Auction houses can face legal risks in terms of know your customer (KYC) and anti-money-laundering (AML) requirements, said Max Dilendorf, a cryptocurrency lawyer and partner at Dilendorf Law Firm in New York.
"These products could be securities and when a gallery is picking up an artist or product they better do their own due diligence," he said, adding that money laundering via cryptocurrencies was a "known fact."
Sotheby's did not comment on its KYC or AML procedures. Christie's said its KYC and AML standards in NFT sales were the same as those for physical artworks, though declined to go into detail. Phillips said it checked that buyers had sufficient funds in their crypto wallet.
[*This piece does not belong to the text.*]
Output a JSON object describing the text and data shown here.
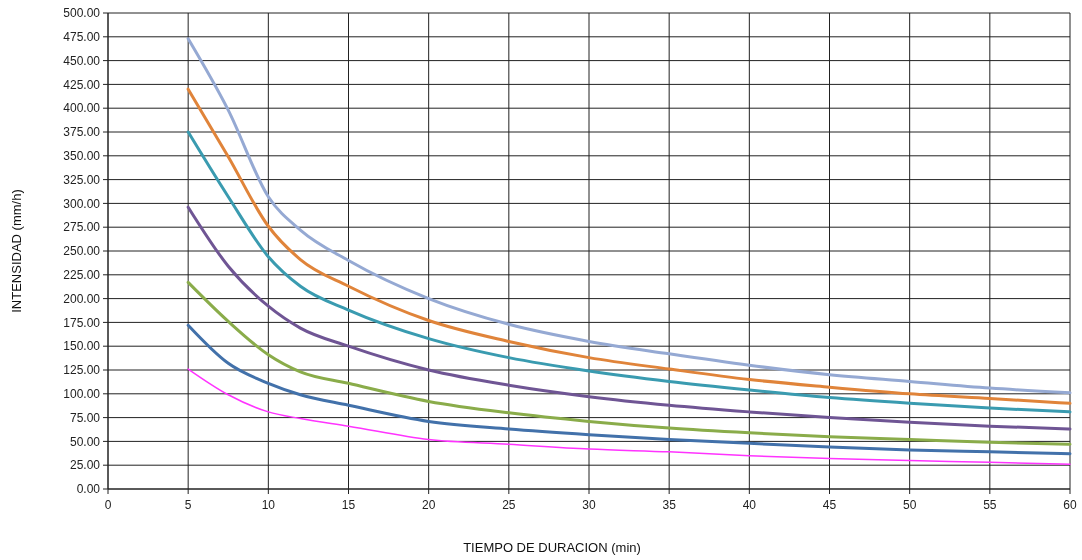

Another issue is that while NFTs are marketed as a way of indisputably recording ownership of a digital asset, problems can still arise.
A Sotheby's NFT sale in June - in which a buyer spent $1.5 million on what was marketed as the first-ever NFT, a simple geometric animation called "Quantum" by Kevin McCoy - was complicated by a claimant emerging saying they owned an earlier, original version of the same NFT, the buyer and claimant told Reuters. They said the dispute over which could truly could be called the first NFT meant the transaction was delayed, and blockchain records show the purchase was not transferred until several weeks after the sale.
Separately, after a Sotheby's auction of an NFT representing the World Wide Web source code, which fetched $5.4 million, observers noticed errors in the included video version of the code.
Sotheby's did not respond to a request for comment on either sale.
Pablo Rodriguez-Fraile, a Miami-based collector who buys both NFT and physical art, said the steps that auction houses had taken into the digital sphere had been very positive.
"I think they're normalising the ecosystem, and I think that very soon they'll find the right path," he said.
"But the curation challenge and the technology challenge are major ones," he added, referring to auction houses acting as galleries by handling primary sales.
On Tuesday, Christie's will sell a new NFT by Beeple, the artist whose NFT fetched $69 million at Christie's in March. That was the first time a major auction house had sold a piece of art that does not physically exist.
However this time round his work will be sold in physical, as well as NFT, form. At Christie's at least, the real world still holds some appeal.